The Real Difference Between German Chocolate Cake And Red Velvet
Unless you are a chocaholic or total baking enthusiast, you might not be aware that every chocolate cake is not the same. From devil's food to molten and flourless cakes and Black Forest to truffle cakes, there's tons of variety when it comes to shapes, textures, flavors, fillings, and frostings. One great example is seen in the differences between German chocolate and red velvet — which is also technically chocolate, thanks to the cocoa in the recipe. They couldn't look more distinct, but the nuances are more than skin deep. Other than the use of chocolate as a key flavor ingredient, the two desserts could not be more different.
To start, German chocolate cake is incredibly rich. Thanks to its sweet custard filling, as well as a hearty amount of coconut flakes and chopped pecans, this baked good is super decadent. Because of its name, some might think that the treat originated in Germany — but as Martha Stewart points out, this mouthwatering layer cake was actually invented by a man named Sam German, the same hero who gave the world baking chocolate, and then used his invention to create this masterpiece.
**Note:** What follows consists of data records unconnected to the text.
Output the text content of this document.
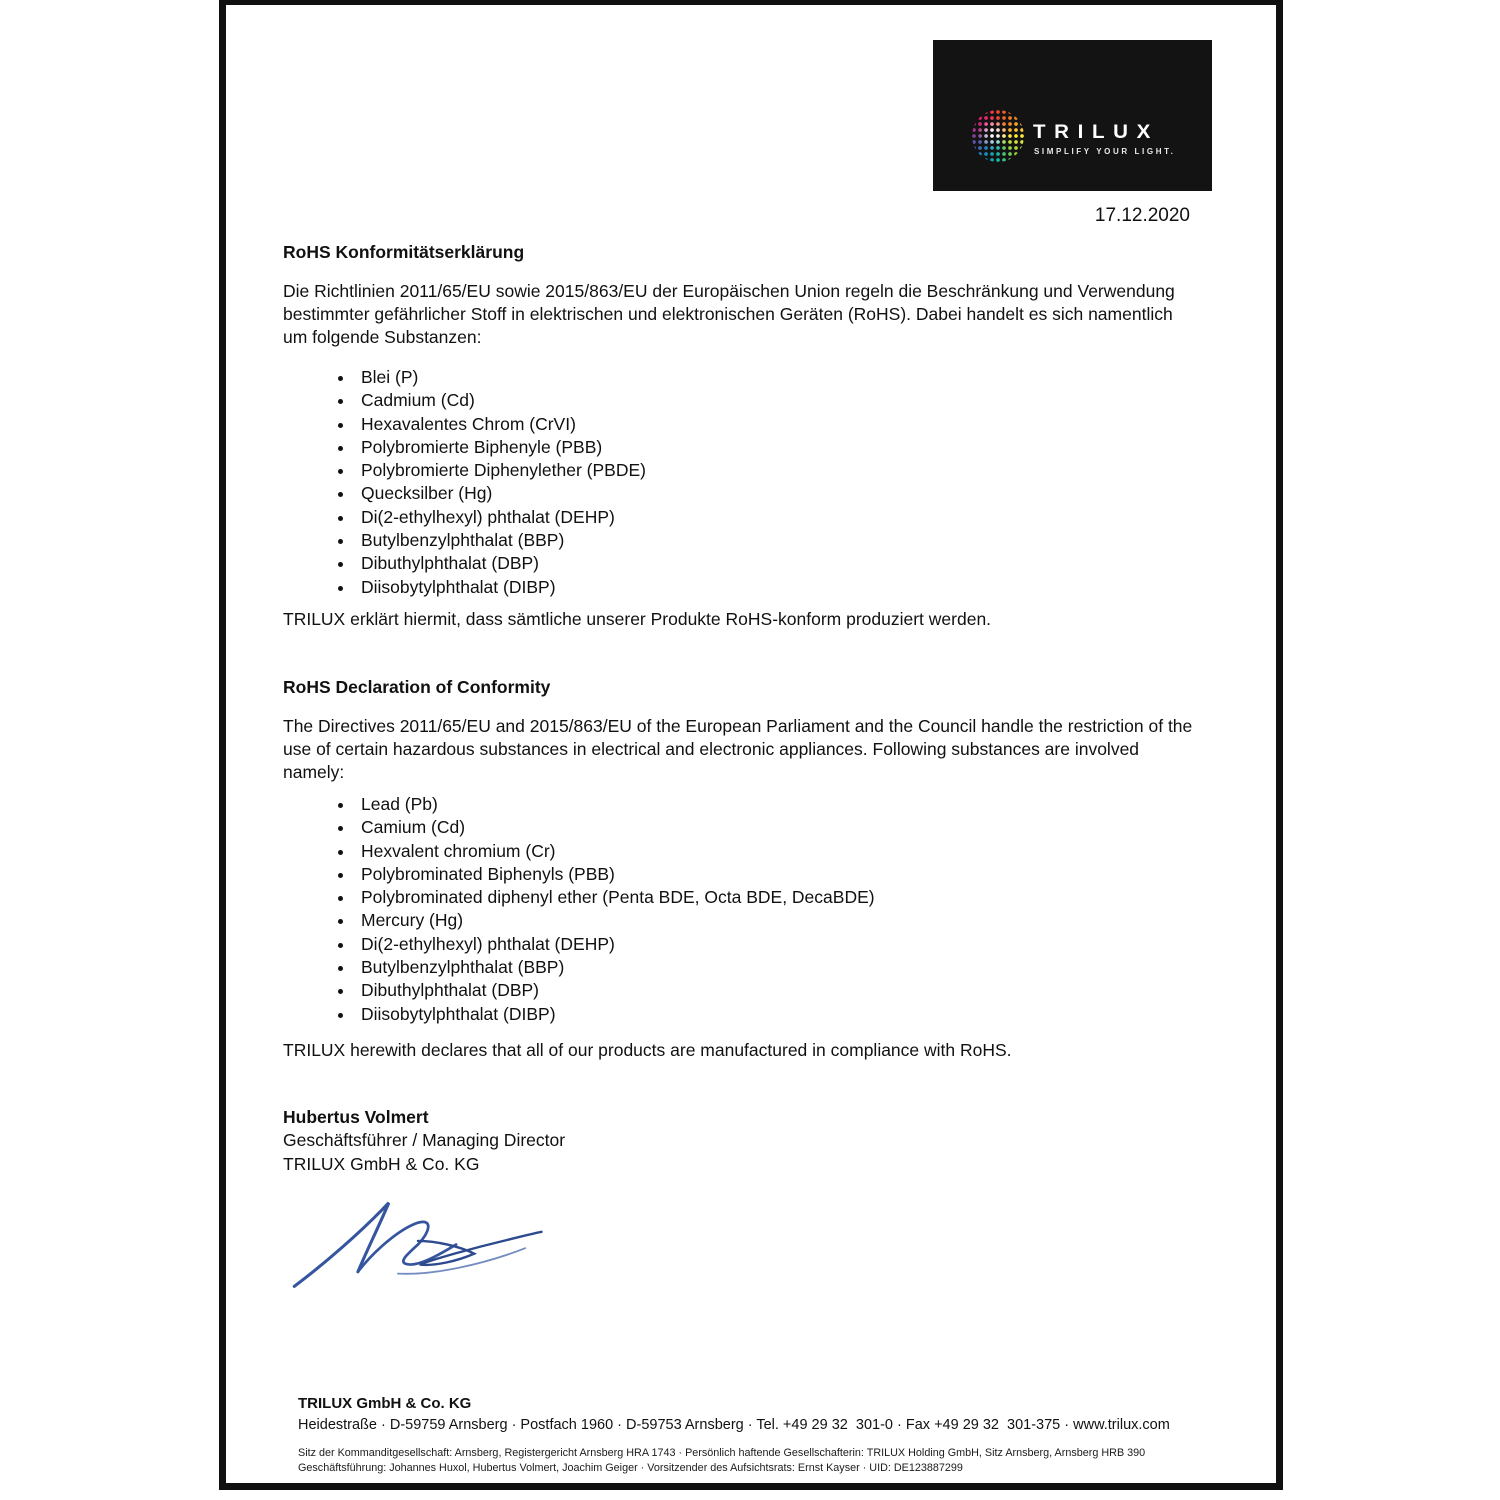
TRILUX
SIMPLIFY YOUR LIGHT.
17.12.2020
RoHS Konformitätserklärung

Die Richtlinien 2011/65/EU sowie 2015/863/EU der Europäischen Union regeln die Beschränkung und Verwendung bestimmter gefährlicher Stoff in elektrischen und elektronischen Geräten (RoHS). Dabei handelt es sich namentlich um folgende Substanzen:

• Blei (P)
• Cadmium (Cd)
• Hexavalentes Chrom (CrVI)
• Polybromierte Biphenyle (PBB)
• Polybromierte Diphenylether (PBDE)
• Quecksilber (Hg)
• Di(2-ethylhexyl) phthalat (DEHP)
• Butylbenzylphthalat (BBP)
• Dibuthylphthalat (DBP)
• Diisobytylphthalat (DIBP)

TRILUX erklärt hiermit, dass sämtliche unserer Produkte RoHS-konform produziert werden.

RoHS Declaration of Conformity

The Directives 2011/65/EU and 2015/863/EU of the European Parliament and the Council handle the restriction of the use of certain hazardous substances in electrical and electronic appliances. Following substances are involved namely:

• Lead (Pb)
• Camium (Cd)
• Hexvalent chromium (Cr)
• Polybrominated Biphenyls (PBB)
• Polybrominated diphenyl ether (Penta BDE, Octa BDE, DecaBDE)
• Mercury (Hg)
• Di(2-ethylhexyl) phthalat (DEHP)
• Butylbenzylphthalat (BBP)
• Dibuthylphthalat (DBP)
• Diisobytylphthalat (DIBP)

TRILUX herewith declares that all of our products are manufactured in compliance with RoHS.

Hubertus Volmert
Geschäftsführer / Managing Director
TRILUX GmbH & Co. KG
TRILUX GmbH & Co. KG
Heidestraße · D-59759 Arnsberg · Postfach 1960 · D-59753 Arnsberg · Tel. +49 29 32  301-0 · Fax +49 29 32  301-375 · www.trilux.com
Sitz der Kommanditgesellschaft: Arnsberg, Registergericht Arnsberg HRA 1743 · Persönlich haftende Gesellschafterin: TRILUX Holding GmbH, Sitz Arnsberg, Arnsberg HRB 390
Geschäftsführung: Johannes Huxol, Hubertus Volmert, Joachim Geiger · Vorsitzender des Aufsichtsrats: Ernst Kayser · UID: DE123887299
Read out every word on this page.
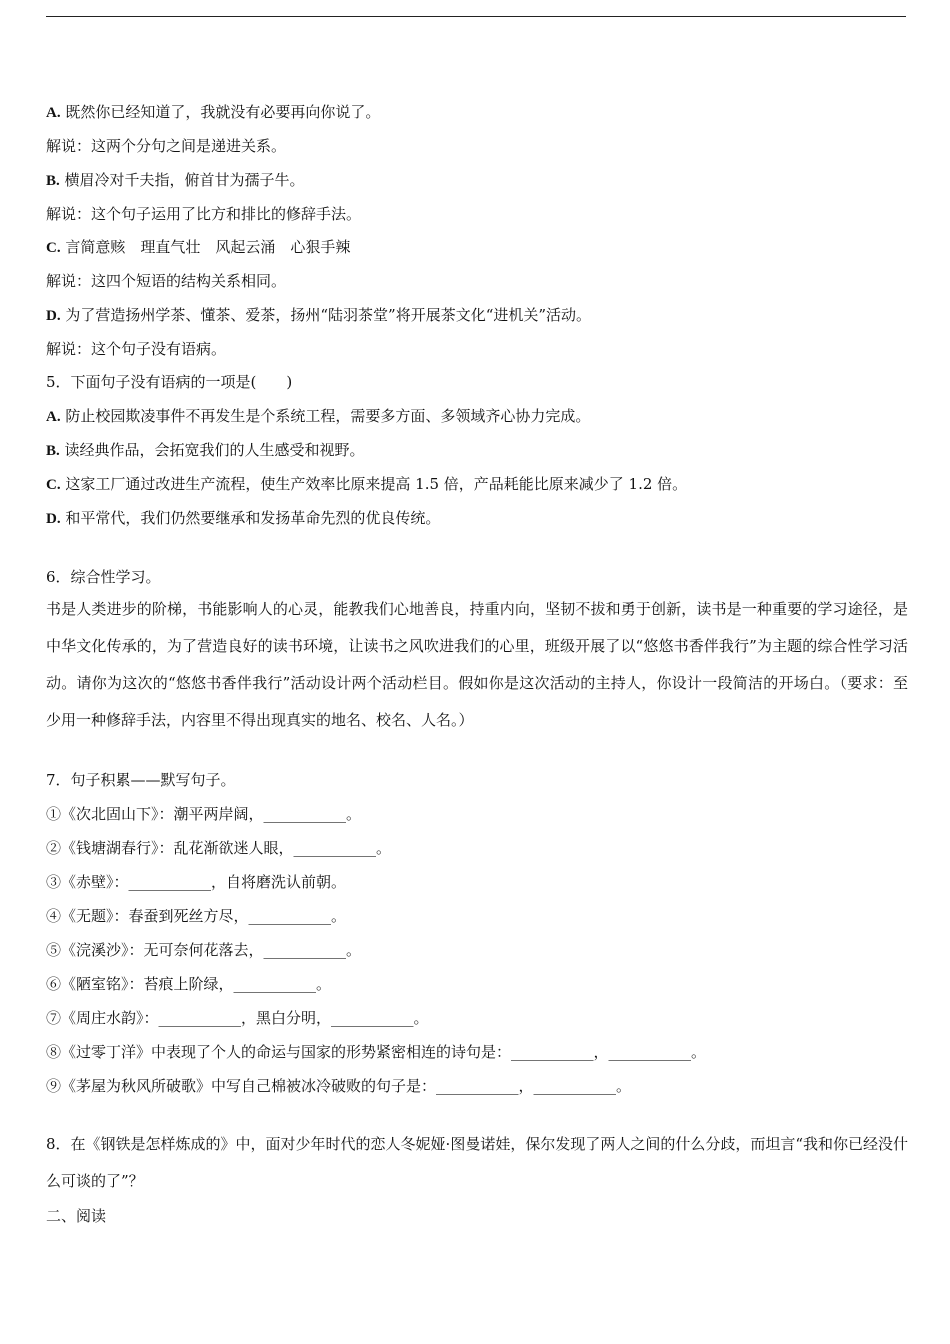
A. 既然你已经知道了，我就没有必要再向你说了。
解说：这两个分句之间是递进关系。
B. 横眉冷对千夫指，俯首甘为孺子牛。
解说：这个句子运用了比方和排比的修辞手法。
C. 言简意赅　理直气壮　风起云涌　心狠手辣
解说：这四个短语的结构关系相同。
D. 为了营造扬州学茶、懂茶、爱茶，扬州“陆羽茶堂”将开展茶文化“进机关”活动。
解说：这个句子没有语病。
5．下面句子没有语病的一项是(　　)
A. 防止校园欺凌事件不再发生是个系统工程，需要多方面、多领域齐心协力完成。
B. 读经典作品，会拓宽我们的人生感受和视野。
C. 这家工厂通过改进生产流程，使生产效率比原来提高 1.5 倍，产品耗能比原来减少了 1.2 倍。
D. 和平常代，我们仍然要继承和发扬革命先烈的优良传统。
6．综合性学习。
书是人类进步的阶梯，书能影响人的心灵，能教我们心地善良，持重内向，坚韧不拔和勇于创新，读书是一种重要的学习途径，是中华文化传承的，为了营造良好的读书环境，让读书之风吹进我们的心里，班级开展了以“悠悠书香伴我行”为主题的综合性学习活动。请你为这次的“悠悠书香伴我行”活动设计两个活动栏目。假如你是这次活动的主持人，你设计一段简洁的开场白。（要求：至少用一种修辞手法，内容里不得出现真实的地名、校名、人名。）
7．句子积累——默写句子。
①《次北固山下》：潮平两岸阔，___________。
②《钱塘湖春行》：乱花渐欲迷人眼，___________。
③《赤壁》：___________，自将磨洗认前朝。
④《无题》：春蚕到死丝方尽，___________。
⑤《浣溪沙》：无可奈何花落去，___________。
⑥《陋室铭》：苔痕上阶绿，___________。
⑦《周庄水韵》：___________，黑白分明，___________。
⑧《过零丁洋》中表现了个人的命运与国家的形势紧密相连的诗句是：___________，___________。
⑨《茅屋为秋风所破歌》中写自己棉被冰冷破败的句子是：___________，___________。
8．在《钢铁是怎样炼成的》中，面对少年时代的恋人冬妮娅·图曼诺娃，保尔发现了两人之间的什么分歧，而坦言“我和你已经没什么可谈的了”？
二、阅读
In fact, this type of layer cake is distinct for using semi-sweet melted chocolate rather than cocoa powder for its flavor, adds Stewart. The earliest creations were actually called German's cakes but somewhere along the line the apostrophe (and the "s" it came with) disappeared, leaving us with the current branding.
Red velvet cakes have more subtleties than just the color
Red velvet cakes may not be as packed full of extras as their German chocolate counterparts — or even look very chocolatey — but they are equally crave-worthy in their own right. This type of dessert made its debut in the 1800s, when bakers attempted to make the proteins in flour softer using almond flour, cornstarch, or cocoa in order to have a more textured cake, according to Taste Cooking. In that time, cocoa powders were more acidic — as is the buttermilk often used in red velvet recipes today — which triggers a chemical reaction in the baking process, bringing out the red hues in cocoa and resulting in a cake that's smoother in mouth-feel. Martha Stewart adds that in the early days, before food coloring, beets were also incorporated to get that desired red tone.
In its discussion of the history of red velvet cakes, Oola says the introduction of food coloring in 1938 changed the game. At this time, when Congress passed legislation allowing food dyes to be used in edible items, a man named John A. Adams (chief marketing agent for the Adams Extract Company) thought it might be a good idea to use cakes as a way to promote the company's new line of food dyes. Because of this, red velvet cake remarkably changed colors, adjusting from a more mahogany shade to the brilliant red we know today — and the rest is cake history. The addition of cream cheese frosting at some point along the way also upped the appeal of red velvet cakes from delicious to the show-stopping desserts that they continue to be.